A year later, though, Genoveva is still recovering. She's now plagued by interstitial lung disease. That's why another round of the virus this year is a terrifying possibility.
Fewer family members sick the second time — they credit vaccination
Fortunately, the family's worst fears did not unfold.
Genoveva was out of town when her great-granddaughter, Maricia, brought the virus home this time, and Maricia herself recovered. The other adults did not develop symptoms — they credit the COVID vaccinations they'd been able to get before the delta surge this fall.
Research published by the Centers of Disease Control and Prevention concludes that vaccines offer better protection against reinfections than a natural infection. However, if a breakthrough infection occurs after someone's been vaccinated it will act like a natural "booster" and result in hybrid immunity, according to Chin-Hong. He suggests most patients who are not immunocompromised wait three months until after a recent infection before getting a vaccine or a booster.
"Each exposure we have, whether it's from the infection or whether it's from the vaccine, improves our ability to combat an infection the next time around," says Dr. Julie Parsonnet, a professor of medicine and infectious diseases at Stanford University.
But Parsonnet also notes there are a lot of variables at play. First, immunity wanes. Second, the virus can mutate. Third, no vaccine provides 100 percent protection, and the shots may not be equally protective for everyone.

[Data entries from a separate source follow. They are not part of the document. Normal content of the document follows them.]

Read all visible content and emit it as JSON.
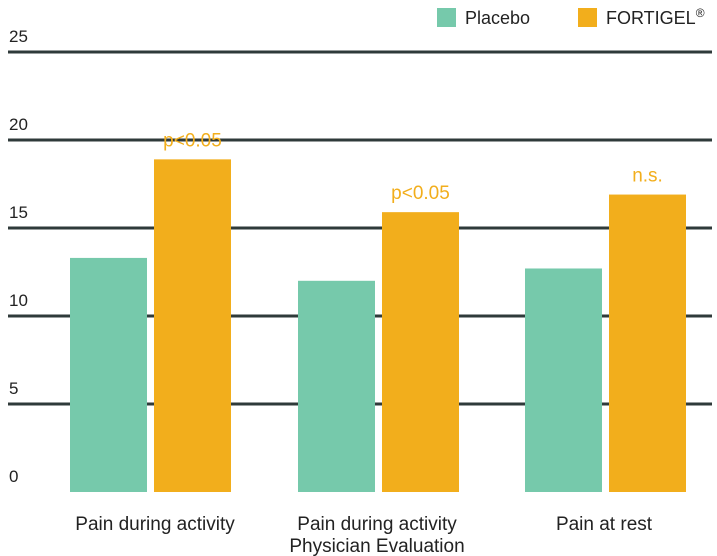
{
  "colors": {
    "placebo": "#76c9ab",
    "fortigel": "#f2ae1c",
    "grid": "#2f3a3a",
    "text": "#222222"
  },
  "legend": [
    {
      "label": "Placebo",
      "color": "#76c9ab"
    },
    {
      "label": "FORTIGEL",
      "sup": "®",
      "color": "#f2ae1c"
    }
  ],
  "chart_data": {
    "type": "bar",
    "categories": [
      [
        "Pain during activity"
      ],
      [
        "Pain during activity",
        "Physician Evaluation"
      ],
      [
        "Pain at rest"
      ]
    ],
    "series": [
      {
        "name": "Placebo",
        "values": [
          13.3,
          12.0,
          12.7
        ]
      },
      {
        "name": "FORTIGEL®",
        "values": [
          18.9,
          15.9,
          16.9
        ]
      }
    ],
    "annotations": [
      "p<0.05",
      "p<0.05",
      "n.s."
    ],
    "ylim": [
      0,
      25
    ],
    "yticks": [
      0,
      5,
      10,
      15,
      20,
      25
    ],
    "grid": true,
    "legend_position": "top-right",
    "title": "",
    "xlabel": "",
    "ylabel": ""
  }
}
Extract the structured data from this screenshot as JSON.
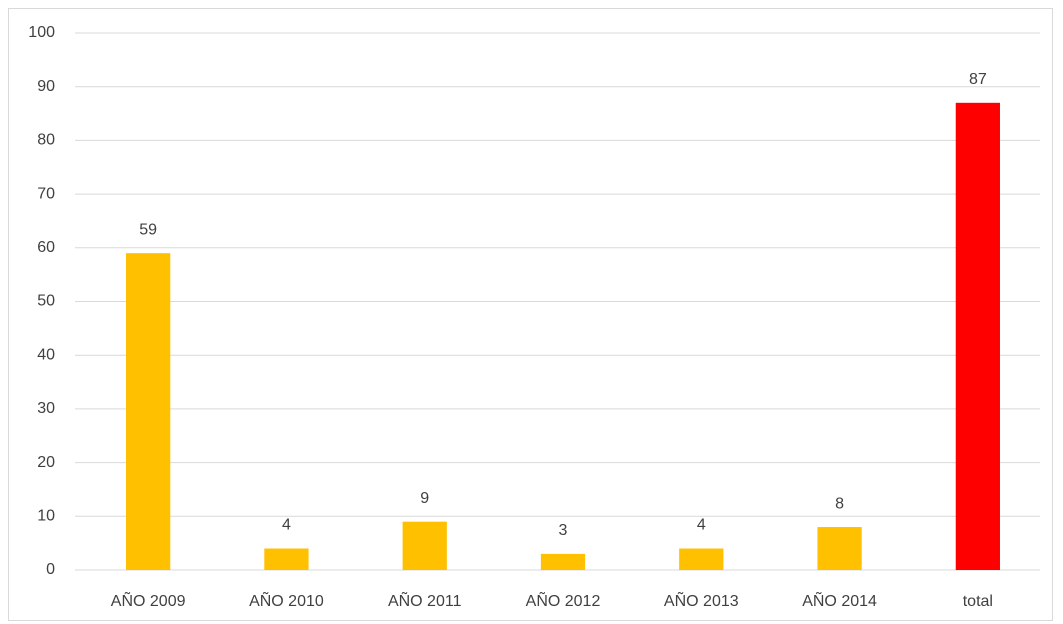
{
  "chart_data": {
    "type": "bar",
    "categories": [
      "AÑO 2009",
      "AÑO 2010",
      "AÑO 2011",
      "AÑO 2012",
      "AÑO 2013",
      "AÑO 2014",
      "total"
    ],
    "values": [
      59,
      4,
      9,
      3,
      4,
      8,
      87
    ],
    "colors": [
      "#ffc000",
      "#ffc000",
      "#ffc000",
      "#ffc000",
      "#ffc000",
      "#ffc000",
      "#ff0000"
    ],
    "ylim": [
      0,
      100
    ],
    "yticks": [
      0,
      10,
      20,
      30,
      40,
      50,
      60,
      70,
      80,
      90,
      100
    ],
    "grid": true
  }
}
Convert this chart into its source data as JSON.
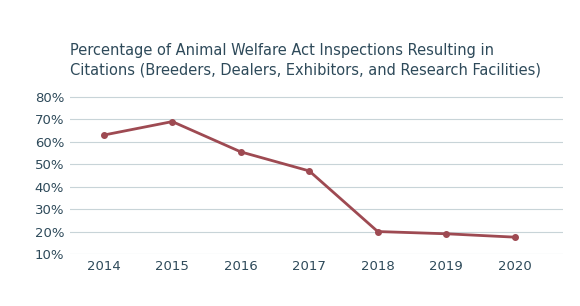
{
  "title_line1": "Percentage of Animal Welfare Act Inspections Resulting in",
  "title_line2": "Citations (Breeders, Dealers, Exhibitors, and Research Facilities)",
  "years": [
    2014,
    2015,
    2016,
    2017,
    2018,
    2019,
    2020
  ],
  "values": [
    0.63,
    0.69,
    0.555,
    0.47,
    0.2,
    0.19,
    0.175
  ],
  "line_color": "#9e4a52",
  "line_width": 2.0,
  "marker": "o",
  "marker_size": 4,
  "ylim": [
    0.1,
    0.85
  ],
  "yticks": [
    0.1,
    0.2,
    0.3,
    0.4,
    0.5,
    0.6,
    0.7,
    0.8
  ],
  "grid_color": "#c8d4d8",
  "background_color": "#ffffff",
  "title_color": "#2e4a5a",
  "tick_color": "#2e4a5a",
  "title_fontsize": 10.5,
  "tick_fontsize": 9.5,
  "figsize": [
    5.8,
    3.06
  ],
  "dpi": 100
}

"There are certain people, including the elderly, people who are immunocompromised and people on dialysis, who really can't mount a good immune response," Parsonnet says. "They're always also going to be at risk. So every child getting vaccinated helps protect all those other people in the family that they may live with, or their neighbors."
Multi-generational living is common in Genoveva's community in the Bay Area. And her city, San Pablo, is a hot spot in Contra Costa County, where 1 out of 11 people have tested positive for the coronavirus. At the height of the pandemic, nearly 800 people tested positive in the county every day.
"Our neighborhood has three, four generations living in the same house," Genoveva says.
She says her recent booster shot allows her more peace of mind. Genoveva is looking forward to the day when her great-granddaughter and the rest of her family are finally vaccinated.